Kofi Annan and a distinguished team of other African leaders have been mandated by the African Union (AU) to mediate the crisis. Soon after their arrival on 22 January, they arranged a meeting between Odinga and Kibaki and obtained pledges to negotiate a settlement. The parties have conceded some ground and are discussing a transitional arrangement which could lead to new elections after two years, legal and constitutional reforms, and a truth, justice and reconciliation commission to assist in healing wounds.

Serious obstacles remain, however. Armed groups are still mobilising on both sides. ODM, which won a clear parliamentary plurality in December, has put on hold its calls for mass action and is using the talks to restore prestige it lost internationally in the violence. It is under pressure from its core constituencies, however, to demand nothing less than the presidency, and its supporters could easily renew violent confrontations if Kibaki’s Party of National Unity (PNU) coalition remains inflexible.

The Kibaki coalition is buying time to wear down both the opposition and the international community’s resolve.
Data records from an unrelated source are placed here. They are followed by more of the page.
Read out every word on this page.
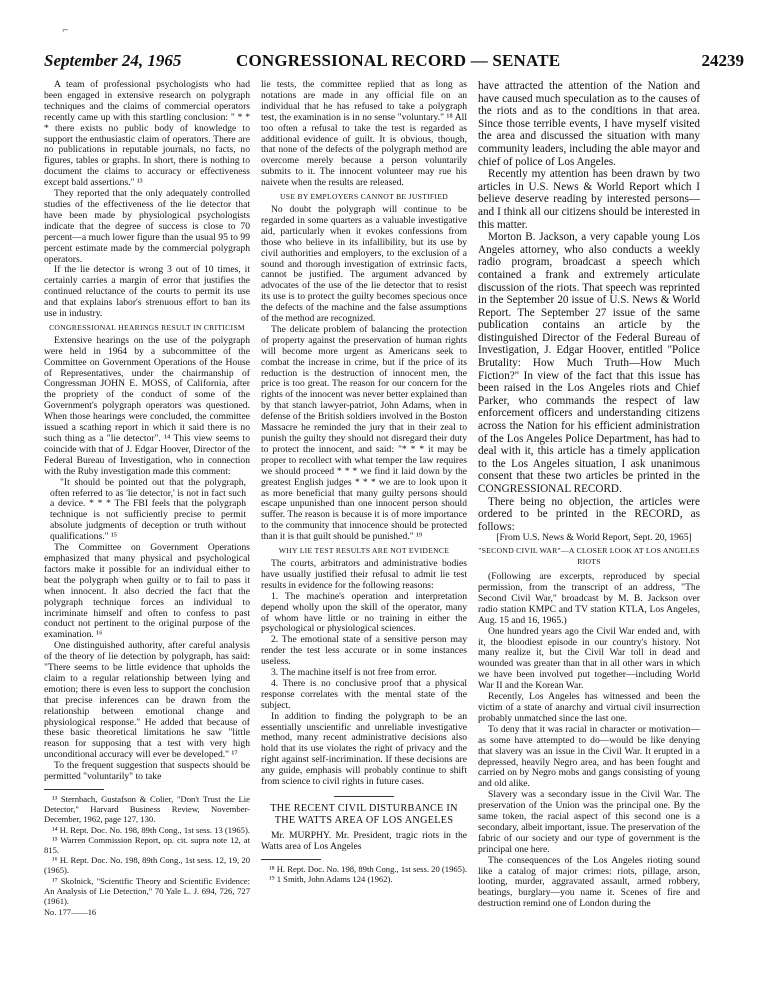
⌐
September 24, 1965	CONGRESSIONAL RECORD — SENATE	24239

A team of professional psychologists who had been engaged in extensive research on polygraph techniques and the claims of commercial operators recently came up with this startling conclusion: " * * * there exists no public body of knowledge to support the enthusiastic claim of operators. There are no publications in reputable journals, no facts, no figures, tables or graphs. In short, there is nothing to document the claims to accuracy or effectiveness except bald assertions." ¹³

They reported that the only adequately controlled studies of the effectiveness of the lie detector that have been made by physiological psychologists indicate that the degree of success is close to 70 percent—a much lower figure than the usual 95 to 99 percent estimate made by the commercial polygraph operators.

If the lie detector is wrong 3 out of 10 times, it certainly carries a margin of error that justifies the continued reluctance of the courts to permit its use and that explains labor's strenuous effort to ban its use in industry.

CONGRESSIONAL HEARINGS RESULT IN CRITICISM

Extensive hearings on the use of the polygraph were held in 1964 by a subcommittee of the Committee on Government Operations of the House of Representatives, under the chairmanship of Congressman JOHN E. MOSS, of California, after the propriety of the conduct of some of the Government's polygraph operators was questioned. When those hearings were concluded, the committee issued a scathing report in which it said there is no such thing as a "lie detector". ¹⁴ This view seems to coincide with that of J. Edgar Hoover, Director of the Federal Bureau of Investigation, who in connection with the Ruby investigation made this comment:

"It should be pointed out that the polygraph, often referred to as 'lie detector,' is not in fact such a device. * * * The FBI feels that the polygraph technique is not sufficiently precise to permit absolute judgments of deception or truth without qualifications." ¹⁵

The Committee on Government Operations emphasized that many physical and psychological factors make it possible for an individual either to beat the polygraph when guilty or to fail to pass it when innocent. It also decried the fact that the polygraph technique forces an individual to incriminate himself and often to confess to past conduct not pertinent to the original purpose of the examination. ¹⁶

One distinguished authority, after careful analysis of the theory of lie detection by polygraph, has said: "There seems to be little evidence that upholds the claim to a regular relationship between lying and emotion; there is even less to support the conclusion that precise inferences can be drawn from the relationship between emotional change and physiological response." He added that because of these basic theoretical limitations he saw "little reason for supposing that a test with very high unconditional accuracy will ever be developed." ¹⁷

To the frequent suggestion that suspects should be permitted "voluntarily" to take

¹³ Sternbach, Gustafson & Colier, "Don't Trust the Lie Detector," Harvard Business Review, November-December, 1962, page 127, 130.

¹⁴ H. Rept. Doc. No. 198, 89th Cong., 1st sess. 13 (1965).

¹⁵ Warren Commission Report, op. cit. supra note 12, at 815.

¹⁶ H. Rept. Doc. No. 198, 89th Cong., 1st sess. 12, 19, 20 (1965).

¹⁷ Skolnick, "Scientific Theory and Scientific Evidence: An Analysis of Lie Detection," 70 Yale L. J. 694, 726, 727 (1961).

No. 177——16

lie tests, the committee replied that as long as notations are made in any official file on an individual that he has refused to take a polygraph test, the examination is in no sense "voluntary." ¹⁸ All too often a refusal to take the test is regarded as additional evidence of guilt. It is obvious, though, that none of the defects of the polygraph method are overcome merely because a person voluntarily submits to it. The innocent volunteer may rue his naivete when the results are released.

USE BY EMPLOYERS CANNOT BE JUSTIFIED

No doubt the polygraph will continue to be regarded in some quarters as a valuable investigative aid, particularly when it evokes confessions from those who believe in its infallibility, but its use by civil authorities and employers, to the exclusion of a sound and thorough investigation of extrinsic facts, cannot be justified. The argument advanced by advocates of the use of the lie detector that to resist its use is to protect the guilty becomes specious once the defects of the machine and the false assumptions of the method are recognized.

The delicate problem of balancing the protection of property against the preservation of human rights will become more urgent as Americans seek to combat the increase in crime, but if the price of its reduction is the destruction of innocent men, the price is too great. The reason for our concern for the rights of the innocent was never better explained than by that stanch lawyer-patriot, John Adams, when in defense of the British soldiers involved in the Boston Massacre he reminded the jury that in their zeal to punish the guilty they should not disregard their duty to protect the innocent, and said: "* * * it may be proper to recollect with what temper the law requires we should proceed * * * we find it laid down by the greatest English judges * * * we are to look upon it as more beneficial that many guilty persons should escape unpunished than one innocent person should suffer. The reason is because it is of more importance to the community that innocence should be protected than it is that guilt should be punished." ¹⁹

WHY LIE TEST RESULTS ARE NOT EVIDENCE

The courts, arbitrators and administrative bodies have usually justified their refusal to admit lie test results in evidence for the following reasons:

1. The machine's operation and interpretation depend wholly upon the skill of the operator, many of whom have little or no training in either the psychological or physiological sciences.

2. The emotional state of a sensitive person may render the test less accurate or in some instances useless.

3. The machine itself is not free from error.

4. There is no conclusive proof that a physical response correlates with the mental state of the subject.

In addition to finding the polygraph to be an essentially unscientific and unreliable investigative method, many recent administrative decisions also hold that its use violates the right of privacy and the right against self-incrimination. If these decisions are any guide, emphasis will probably continue to shift from science to civil rights in future cases.

THE RECENT CIVIL DISTURBANCE IN THE WATTS AREA OF LOS ANGELES

Mr. MURPHY. Mr. President, tragic riots in the Watts area of Los Angeles

¹⁸ H. Rept. Doc. No. 198, 89th Cong., 1st sess. 20 (1965).

¹⁹ 1 Smith, John Adams 124 (1962).

have attracted the attention of the Nation and have caused much speculation as to the causes of the riots and as to the conditions in that area. Since those terrible events, I have myself visited the area and discussed the situation with many community leaders, including the able mayor and chief of police of Los Angeles.

Recently my attention has been drawn by two articles in U.S. News & World Report which I believe deserve reading by interested persons—and I think all our citizens should be interested in this matter.

Morton B. Jackson, a very capable young Los Angeles attorney, who also conducts a weekly radio program, broadcast a speech which contained a frank and extremely articulate discussion of the riots. That speech was reprinted in the September 20 issue of U.S. News & World Report. The September 27 issue of the same publication contains an article by the distinguished Director of the Federal Bureau of Investigation, J. Edgar Hoover, entitled "Police Brutality: How Much Truth—How Much Fiction?" In view of the fact that this issue has been raised in the Los Angeles riots and Chief Parker, who commands the respect of law enforcement officers and understanding citizens across the Nation for his efficient administration of the Los Angeles Police Department, has had to deal with it, this article has a timely application to the Los Angeles situation, I ask unanimous consent that these two articles be printed in the CONGRESSIONAL RECORD.

There being no objection, the articles were ordered to be printed in the RECORD, as follows:

[From U.S. News & World Report, Sept. 20, 1965]

"SECOND CIVIL WAR"—A CLOSER LOOK AT LOS ANGELES RIOTS

(Following are excerpts, reproduced by special permission, from the transcript of an address, "The Second Civil War," broadcast by M. B. Jackson over radio station KMPC and TV station KTLA, Los Angeles, Aug. 15 and 16, 1965.)

One hundred years ago the Civil War ended and, with it, the bloodiest episode in our country's history. Not many realize it, but the Civil War toll in dead and wounded was greater than that in all other wars in which we have been involved put together—including World War II and the Korean War.

Recently, Los Angeles has witnessed and been the victim of a state of anarchy and virtual civil insurrection probably unmatched since the last one.

To deny that it was racial in character or motivation—as some have attempted to do—would be like denying that slavery was an issue in the Civil War. It erupted in a depressed, heavily Negro area, and has been fought and carried on by Negro mobs and gangs consisting of young and old alike.

Slavery was a secondary issue in the Civil War. The preservation of the Union was the principal one. By the same token, the racial aspect of this second one is a secondary, albeit important, issue. The preservation of the fabric of our society and our type of government is the principal one here.

The consequences of the Los Angeles rioting sound like a catalog of major crimes: riots, pillage, arson, looting, murder, aggravated assault, armed robbery, beatings, burglary—you name it. Scenes of fire and destruction remind one of London during the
It benefits from the presidency’s extensive powers, including unlimited access to public resources. It insists the situation is under control and there is no power vacuum, tends to treat Annan’s mission as a sideshow while sponsoring alternative reconciliation processes, seeks to have Kibaki’s election recognised by neighbouring countries and continues to resist genuine sharing of executive power.
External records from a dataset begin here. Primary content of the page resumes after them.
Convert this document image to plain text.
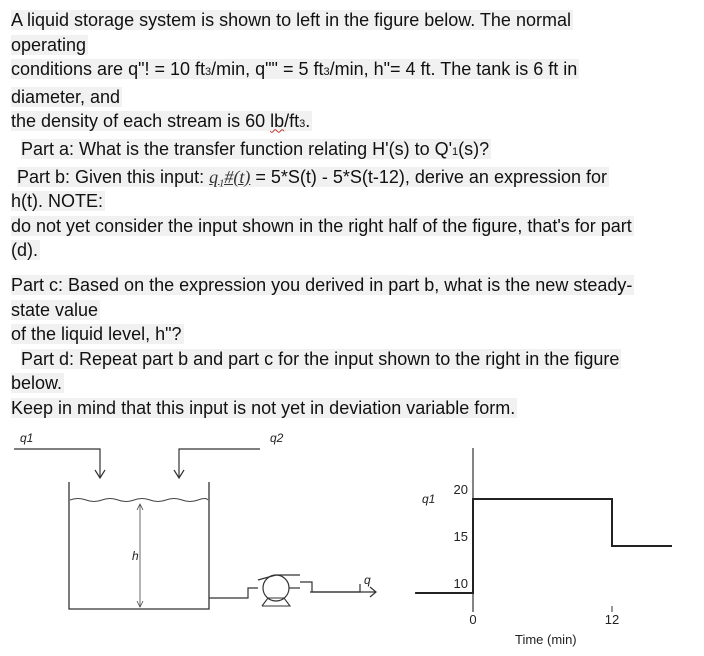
A liquid storage system is shown to left in the figure below. The normal
operating
conditions are q"! = 10 ft3/min, q"" = 5 ft3/min, h"= 4 ft. The tank is 6 ft in
diameter, and
the density of each stream is 60 lb/ft3.
Part a: What is the transfer function relating H'(s) to Q'1(s)?
Part b: Given this input: q₁#(t) = 5*S(t) - 5*S(t-12), derive an expression for
h(t). NOTE:
do not yet consider the input shown in the right half of the figure, that's for part
(d).
Part c: Based on the expression you derived in part b, what is the new steady-
state value
of the liquid level, h"?
Part d: Repeat part b and part c for the input shown to the right in the figure
below.
Keep in mind that this input is not yet in deviation variable form.
q1	q2
h
q
q1
20
15
10
0	12
Time (min)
While the mediation concentrates on a power-sharing agreement and a transitional arrangement leading to new elections, it has postponed equally important talks on the reform agenda and economic policy that an effective transitional government should adopt. A further year is envisaged for these talks. This is a risky approach. The Annan team should engage the two sides immediately on these topics.

Three complementary sets of issues must be addressed to finalise a detailed power-sharing agreement. The first are the legal and constitutional reforms needed during the transition period, including a complete overhaul of the electoral framework. The second are the economic policies to be implemented during the transition. The third are the concrete details of the process to be followed to end the violence and to deal with the humanitarian crisis, including the institutional framework and timelines. The ODM and PNU do not control the local violence. There is a chance to restore state authority and prevent renewed major fighting only if local leaders understand that their grievances are being addressed and concrete measures are being rapidly implemented. Civil society and economic stakeholders should also be associated with the negotiations on institutional reforms and economic policy.

International pressure is critical to achieving these objectives. The conditioning of multilateral and bilateral financial help for a negotiated settlement should be reinforced by a general travel ban and asset freeze policy against those who support and organise the violence or otherwise block the political process. Some hardliners in Kibaki’s camp depend on international credit-worthiness to keep their enterprises prosperous. The prospect of making individuals pariahs can be used to encourage concessions in the negotiations and good faith in implementation of an agreement.

The stakes go beyond Kenya, whose political and economic health is an essential ingredient for the security and prosperity of eastern and central Africa and indeed for how the entire continent’s future is assessed by investors. Kenya’s stability determines regional access to energy supplies and basic commodities and guarantees a relatively safe environment for hundreds of thousands of Somali and Sudanese refugees. But concentrating on a power-sharing arrangement between ODM and PNU will not be enough to restore the situation.